Batch picking orders is an efficient way to reduce walking in a distribution center. Piece sorters (tilt tray, cross belt, bombay) allow maximizing the number of orders to pick as a batch. Unfortunately, piece sorters are very expensive devices. The larger the number of orders to batch with a piece sorter, the longer the sorter has to be, and the more expensive it gets.

Double sortation is an approach that allows piece sorters to increase the number of orders to batch without requiring the single sortation length.

### Conventional Double Sort Process

Sorter prices have a strong linear dependency on the sorter length. The chute section of a sorter is normally its longest section.

In a conventional single sort process, a sorter chute is required for each order in the batch to pick. A system designed for 1,000-order batches needs to have 1,000 chutes. At 3 ft. of sorter for each couple of chutes, the chute section of the sorter is 1,500 ft. long.

If a double sort process were used items are first sorted into waves and the then each wave is sorted into orders. The total number of sorter destinations could be reduced to as few as 68: 34 for the initial wave sort and 34 for the secondary order sort. There are other configurations of sorter destinations; however, the closer the primary and secondary sorts have equal number of destinations the fewer total sorter destinations are required.

Let us consider a system for 10 waves of 100 orders each, not as optimum as the one with the 34/34 configuration, but easier to visualize.

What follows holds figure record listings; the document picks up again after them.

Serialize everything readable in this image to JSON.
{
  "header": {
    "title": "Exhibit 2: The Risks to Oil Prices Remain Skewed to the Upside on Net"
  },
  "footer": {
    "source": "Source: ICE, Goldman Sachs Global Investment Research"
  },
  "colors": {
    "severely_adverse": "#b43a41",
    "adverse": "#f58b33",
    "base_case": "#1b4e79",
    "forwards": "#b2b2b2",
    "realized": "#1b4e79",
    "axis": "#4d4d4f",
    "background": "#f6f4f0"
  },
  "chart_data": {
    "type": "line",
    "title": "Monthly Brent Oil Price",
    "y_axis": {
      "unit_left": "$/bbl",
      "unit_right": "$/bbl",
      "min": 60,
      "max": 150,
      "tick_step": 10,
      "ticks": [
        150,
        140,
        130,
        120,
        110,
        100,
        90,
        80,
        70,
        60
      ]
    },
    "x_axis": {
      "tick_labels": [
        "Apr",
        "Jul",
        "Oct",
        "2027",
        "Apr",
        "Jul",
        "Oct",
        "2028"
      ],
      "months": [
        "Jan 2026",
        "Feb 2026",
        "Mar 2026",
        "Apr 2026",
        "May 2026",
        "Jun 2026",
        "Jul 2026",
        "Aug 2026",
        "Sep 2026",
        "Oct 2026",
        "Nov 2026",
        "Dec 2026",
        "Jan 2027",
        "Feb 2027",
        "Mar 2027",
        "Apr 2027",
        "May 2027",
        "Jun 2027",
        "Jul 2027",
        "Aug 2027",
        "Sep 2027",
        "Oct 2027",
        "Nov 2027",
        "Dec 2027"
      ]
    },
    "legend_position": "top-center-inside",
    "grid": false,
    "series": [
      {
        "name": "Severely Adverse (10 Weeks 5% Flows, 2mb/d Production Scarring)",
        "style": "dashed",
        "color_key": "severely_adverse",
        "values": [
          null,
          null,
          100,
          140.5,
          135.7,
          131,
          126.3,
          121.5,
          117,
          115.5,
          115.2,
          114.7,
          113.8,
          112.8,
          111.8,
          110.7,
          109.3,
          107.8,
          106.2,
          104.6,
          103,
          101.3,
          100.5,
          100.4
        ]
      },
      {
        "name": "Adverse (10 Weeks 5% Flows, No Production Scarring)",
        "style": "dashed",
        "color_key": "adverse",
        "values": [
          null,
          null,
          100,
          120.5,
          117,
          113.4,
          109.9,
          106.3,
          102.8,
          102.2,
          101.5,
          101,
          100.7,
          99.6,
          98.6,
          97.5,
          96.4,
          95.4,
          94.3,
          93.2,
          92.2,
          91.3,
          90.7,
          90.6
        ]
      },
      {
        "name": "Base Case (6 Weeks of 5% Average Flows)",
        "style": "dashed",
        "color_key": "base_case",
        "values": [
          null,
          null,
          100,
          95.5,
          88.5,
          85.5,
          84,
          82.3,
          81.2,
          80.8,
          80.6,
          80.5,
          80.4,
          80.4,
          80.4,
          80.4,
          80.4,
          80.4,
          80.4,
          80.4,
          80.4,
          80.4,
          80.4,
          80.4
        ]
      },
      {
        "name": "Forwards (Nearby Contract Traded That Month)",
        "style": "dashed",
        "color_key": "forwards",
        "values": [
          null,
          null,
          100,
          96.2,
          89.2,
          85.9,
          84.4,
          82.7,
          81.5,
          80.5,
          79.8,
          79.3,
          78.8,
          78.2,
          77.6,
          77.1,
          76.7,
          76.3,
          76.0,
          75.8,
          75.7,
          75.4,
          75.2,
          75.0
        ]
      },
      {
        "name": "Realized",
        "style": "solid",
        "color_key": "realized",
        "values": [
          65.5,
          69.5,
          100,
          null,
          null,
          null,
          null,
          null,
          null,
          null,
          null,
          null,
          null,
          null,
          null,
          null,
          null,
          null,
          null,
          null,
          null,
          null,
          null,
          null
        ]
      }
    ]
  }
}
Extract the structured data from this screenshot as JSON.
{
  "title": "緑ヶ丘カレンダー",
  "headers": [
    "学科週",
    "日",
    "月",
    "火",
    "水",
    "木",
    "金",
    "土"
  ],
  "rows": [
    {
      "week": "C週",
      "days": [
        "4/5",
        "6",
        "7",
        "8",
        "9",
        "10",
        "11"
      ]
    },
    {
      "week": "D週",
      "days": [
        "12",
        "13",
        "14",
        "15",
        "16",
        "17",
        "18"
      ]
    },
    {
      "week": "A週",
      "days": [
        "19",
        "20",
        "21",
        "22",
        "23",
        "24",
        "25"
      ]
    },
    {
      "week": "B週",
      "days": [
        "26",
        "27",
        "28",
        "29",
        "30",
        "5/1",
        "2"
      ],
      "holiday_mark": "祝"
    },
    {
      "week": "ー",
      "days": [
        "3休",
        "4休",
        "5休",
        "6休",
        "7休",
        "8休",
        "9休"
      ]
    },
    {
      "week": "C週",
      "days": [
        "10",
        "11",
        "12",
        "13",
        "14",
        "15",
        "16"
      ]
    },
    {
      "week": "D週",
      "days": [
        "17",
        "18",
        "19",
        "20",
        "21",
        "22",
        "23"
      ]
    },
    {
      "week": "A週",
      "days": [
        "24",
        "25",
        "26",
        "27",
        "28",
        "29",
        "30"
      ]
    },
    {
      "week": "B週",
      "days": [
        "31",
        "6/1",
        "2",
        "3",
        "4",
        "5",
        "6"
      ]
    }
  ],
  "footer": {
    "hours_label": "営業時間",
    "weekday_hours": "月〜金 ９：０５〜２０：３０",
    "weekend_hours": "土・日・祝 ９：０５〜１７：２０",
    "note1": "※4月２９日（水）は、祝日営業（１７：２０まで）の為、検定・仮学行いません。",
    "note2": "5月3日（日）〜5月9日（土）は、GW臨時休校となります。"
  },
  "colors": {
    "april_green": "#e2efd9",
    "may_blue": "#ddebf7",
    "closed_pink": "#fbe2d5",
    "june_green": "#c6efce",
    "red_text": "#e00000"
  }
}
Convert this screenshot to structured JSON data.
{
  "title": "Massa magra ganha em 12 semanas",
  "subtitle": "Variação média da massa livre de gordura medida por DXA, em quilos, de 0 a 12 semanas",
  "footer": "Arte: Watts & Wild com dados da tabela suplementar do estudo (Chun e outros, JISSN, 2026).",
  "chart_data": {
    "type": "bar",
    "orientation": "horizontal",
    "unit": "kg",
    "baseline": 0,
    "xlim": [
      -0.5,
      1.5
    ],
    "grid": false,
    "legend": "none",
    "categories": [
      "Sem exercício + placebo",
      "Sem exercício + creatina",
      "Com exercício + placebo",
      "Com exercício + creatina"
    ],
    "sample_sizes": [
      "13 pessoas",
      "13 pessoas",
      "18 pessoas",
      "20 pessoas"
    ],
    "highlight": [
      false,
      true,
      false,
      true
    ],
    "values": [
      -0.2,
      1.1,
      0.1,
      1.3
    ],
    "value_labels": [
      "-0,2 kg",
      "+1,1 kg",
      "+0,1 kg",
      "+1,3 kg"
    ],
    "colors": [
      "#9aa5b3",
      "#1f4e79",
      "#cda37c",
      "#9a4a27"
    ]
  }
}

The sorter needs 100 order chutes and 10 wave chutes. If wave chutes were 5 ft. of sorter for each couple of chutes, the chute section of the sorter would be only 175 ft. So, for the same number of orders to pick as a batch, the required chute section of the sorter using double sortation is less than 12% of the chute section using single sortation.

Normally the 1,000 orders are picked together are called a pick wave, their section of the sorter is called wave sorter. The 100 orders sorted together by the presort process are called a pack wave and their sorter section is called order sorter.

The extra handling of items required in a double sort process is easily justified with the savings on the sorter cost. However, the number of waves to process is rather large. In a traditional sorter process with static waves (next wave does not start until previous wave is fully completed) the inefficient wave transition periods can add up to large reductions in capacity and productivity with long periods of empty trays and idle inductors. What’s more, the transition period is largely independent of the actual size of the pick wave. Small pick waves take nearly the same time to finish the final few units, as do large pick waves.

### Continuous Double Sort Process

The ideal solution for wave transition issues is a waveless process. Instead of static pick waves, the system can keep adding dynamically batches of 100 orders to the pickers’ tasks as wave sorter chutes are completing. The new orders are sorted to the chute that just completed. Pickers and inductors do not need to wait at the end of a pick wave for the next wave to start. The long periods with empty sorter trays are eliminated. Picking batches are larger as pickers are continuously picking for 1,000 orders. Utilizing the idle times of the sorter and the workers can increase capacity/productivity by up to 30%.

Real-time RF-directed picking is the best scenario for implementing waveless picking processes. In applications that require labeling of the sorted items, RF picking is still feasible if the label can be done at the packing stations.

### Quasi-Continuous Double Sort Process

Due to labeling requirements, some applications do not allow the implementation of a complete waveless process. However, if label generation is dynamic and is printed at multiple stations along the pick path and completed pick assignments can be dropped off at these points a quasi-continuous waveless process is possible.

Some operations may require well defined pick waves and dynamically created pack waves are not an option. Such operations can also have continuous waveless presort operations by utilizing only half of the wave sorter destinations for each pick wave. Wave sort uses alternate destinations every other pick wave. The negative effect of this approach is the reduction of the pick wave size by half. Often, people try to alleviate this disadvantage using more than half of the chutes, hoping that some of them will be completed by the start of the next wave. The mathematics of probability quickly dispels any such hope.

In most operations there is flexibility regarding specifically what orders go to each pack wave. Taking advantage of software that supports dynamic chute allocation, it is possible to create a continuous presort operation where there are no wave transition periods and where pick waves actually have a proportionally longer time to complete. This technique takes advantage of the fact that not all the wave sort destinations are required from the beginning of a new pick wave.

Continuous waveless processing of the order sort process is also possible using similar techniques through the use of dynamic optimization. Double sort operations may be truly become waveless operations.

### Conclusion

Double sort processing is an excellent approach to get the benefits of large picking batches without having to pay the full price of the required sortation equipment to support it. Double sort processing can be enhanced further with software that can support non-conventional operations.